– Никого так не хотела убить, как тебя, Самгин, – со стоном признаётся она.
Придерживая её, переворачиваю на спину, оказываясь сверху. Смотрю на неё, упираясь руками по обе стороны от ее головы, совершая плавные толчки, растягивая удовольствие, почти покидая её тело и возвращаясь в него обратно.
– И я тебя больше всех на свете хочу уничтожить, – сквозь зубы отвечаю на её признание. Она изо всех сил обнимает меня своими тонкими руками, обхватывая ногами торс, словно желая глубже ощутить меня в себе.
– Ты предохраняешься? – спрашиваю, вспоминая, что без презерватива.
– Я больше не могу иметь детей, – тихо шепчет она мне на ухо, едва не заставляя меня остановиться от такой новости.
Когда кончаю в неё, она еще сильнее прижимается ко мне, поглаживая меня по голове, будто успокаивая норовистого жеребца, но каждая её ласка кажется неуместной, лишней в нашем соитии. Я убираю её руки с себя и поднимаюсь с кровати, не предоставив себе передышки, начинаю приводить одежду в порядок.
Соня наблюдает за мной, подобрав под себя ноги, не стесняясь своей наготы.
– Ты же знаешь, что таких сук, как я, нужно стерилизовать, – отвечает она на мой не произнесенный вслух вопрос о детях.
Самгин никогда никого не прощал, и если убивать за меня он перестал, то спустя годы прибег к использованию иных методов мести. Каждый из моих мужей в тот или иной период времени начинал терпеть неудачи в бизнесе, и я не сомневалась, что именно Анатолий приложил к этому руку.
Казалось бы, я должна злиться, впадать в ярость от того, что он разорял мою новую семью, вытряхивая из моего гнезда всё его содержимое, но каждый раз, узнавая о его вмешательстве в свою жизнь, я испытывала болезненное ликование от осознания, что всё еще не безразлична ему. Слушала сплетни заклятых подруг о нем, смотрела его фотографии с очередной пассией, сгорала от ревности и ненависти к нему и успокаивалась, когда муж шел ко дну.
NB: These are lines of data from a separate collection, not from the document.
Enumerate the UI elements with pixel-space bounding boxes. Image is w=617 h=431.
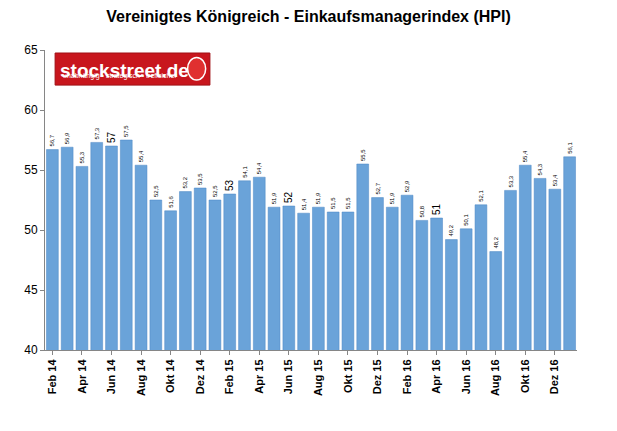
svg-text:55,4: 55,4 bbox=[138, 150, 144, 162]
svg-text:51,5: 51,5 bbox=[345, 197, 351, 209]
svg-text:45: 45 bbox=[24, 283, 38, 297]
svg-text:Dez 14: Dez 14 bbox=[194, 359, 206, 395]
svg-text:57,3: 57,3 bbox=[94, 127, 100, 139]
svg-text:51: 51 bbox=[431, 203, 442, 215]
svg-text:52,7: 52,7 bbox=[375, 183, 381, 195]
svg-text:Feb 15: Feb 15 bbox=[223, 359, 235, 394]
svg-text:51,9: 51,9 bbox=[271, 192, 277, 204]
svg-text:51,5: 51,5 bbox=[330, 197, 336, 209]
svg-text:52,5: 52,5 bbox=[212, 185, 218, 197]
svg-text:54,4: 54,4 bbox=[256, 162, 262, 174]
svg-text:Dez 16: Dez 16 bbox=[548, 359, 560, 394]
svg-text:54,3: 54,3 bbox=[537, 163, 543, 175]
svg-text:50: 50 bbox=[24, 223, 38, 237]
svg-text:Jun 14: Jun 14 bbox=[105, 359, 117, 395]
svg-text:52: 52 bbox=[283, 191, 294, 203]
svg-text:51,4: 51,4 bbox=[301, 198, 307, 210]
svg-text:49,2: 49,2 bbox=[448, 225, 454, 237]
svg-text:55,3: 55,3 bbox=[79, 151, 85, 163]
svg-text:55,5: 55,5 bbox=[360, 149, 366, 161]
svg-text:60: 60 bbox=[24, 103, 38, 117]
svg-text:Aug 14: Aug 14 bbox=[135, 359, 147, 397]
svg-text:Aug 15: Aug 15 bbox=[312, 359, 324, 396]
svg-text:52,5: 52,5 bbox=[153, 185, 159, 197]
svg-text:53,4: 53,4 bbox=[552, 174, 558, 186]
svg-text:53,2: 53,2 bbox=[182, 177, 188, 189]
svg-text:Apr 16: Apr 16 bbox=[430, 359, 442, 393]
svg-text:51,6: 51,6 bbox=[168, 196, 174, 208]
svg-text:56,9: 56,9 bbox=[64, 132, 70, 144]
svg-text:51,9: 51,9 bbox=[389, 192, 395, 204]
svg-text:Okt 15: Okt 15 bbox=[342, 359, 354, 393]
svg-text:65: 65 bbox=[24, 43, 38, 57]
svg-text:50,1: 50,1 bbox=[463, 214, 469, 226]
svg-text:Vereinigtes Königreich - Einka: Vereinigtes Königreich - Einkaufsmanager… bbox=[106, 8, 511, 25]
svg-text:57,5: 57,5 bbox=[123, 125, 129, 137]
svg-text:Jun 16: Jun 16 bbox=[460, 359, 472, 394]
svg-text:55,4: 55,4 bbox=[522, 150, 528, 162]
svg-text:54,1: 54,1 bbox=[242, 166, 248, 178]
svg-text:Apr 14: Apr 14 bbox=[76, 359, 88, 394]
svg-text:53,5: 53,5 bbox=[197, 173, 203, 185]
svg-text:stockstreet.de: stockstreet.de bbox=[60, 60, 189, 81]
svg-text:52,9: 52,9 bbox=[404, 180, 410, 192]
svg-text:Okt 14: Okt 14 bbox=[164, 359, 176, 394]
svg-text:55: 55 bbox=[24, 163, 38, 177]
svg-text:53,3: 53,3 bbox=[508, 175, 514, 187]
svg-text:Okt 16: Okt 16 bbox=[519, 359, 531, 393]
svg-text:Apr 15: Apr 15 bbox=[253, 359, 265, 393]
svg-text:Feb 14: Feb 14 bbox=[46, 359, 58, 395]
svg-text:Feb 16: Feb 16 bbox=[401, 359, 413, 394]
svg-text:52,1: 52,1 bbox=[478, 190, 484, 202]
svg-text:50,8: 50,8 bbox=[419, 205, 425, 217]
svg-text:40: 40 bbox=[24, 343, 38, 357]
svg-text:Aug 16: Aug 16 bbox=[489, 359, 501, 396]
svg-text:53: 53 bbox=[224, 179, 235, 191]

Значит, помнит меня. Значит, я все еще не безразлична ему.
Лежа ночами с очередным опостылевшим мне телом, я вспоминала его руки, его губы и запах, его нежность и грубость, боясь даже самой себе признаться, какую огромную ошибку совершила. Но назад уже ничего не вернуть, такие, как Самгин, не прощают. Смог бы он быть со мной тогда, узнав всю правду, смог бы с тем же желанием смотреть на меня или испытывал бы куда большую брезгливость? Он не простит предательства.
Мне ничего не оставалось, как всю жизнь убеждать себя в том, что я поступила правильно.
И, увидев, каким вырос мой мальчик, я поняла, что, вероятно, не так уж и далека была от истины. Когда я получила от него приглашение на встречу, то не могла поверить собственным глазам, казалось, это лишь какая-то дикая, жестокая шутка. Клим никогда не искал со мной встреч, и если мы случайно где-то пересекались, не подавал вида, что мы имеем друг к другу какое-либо отношение.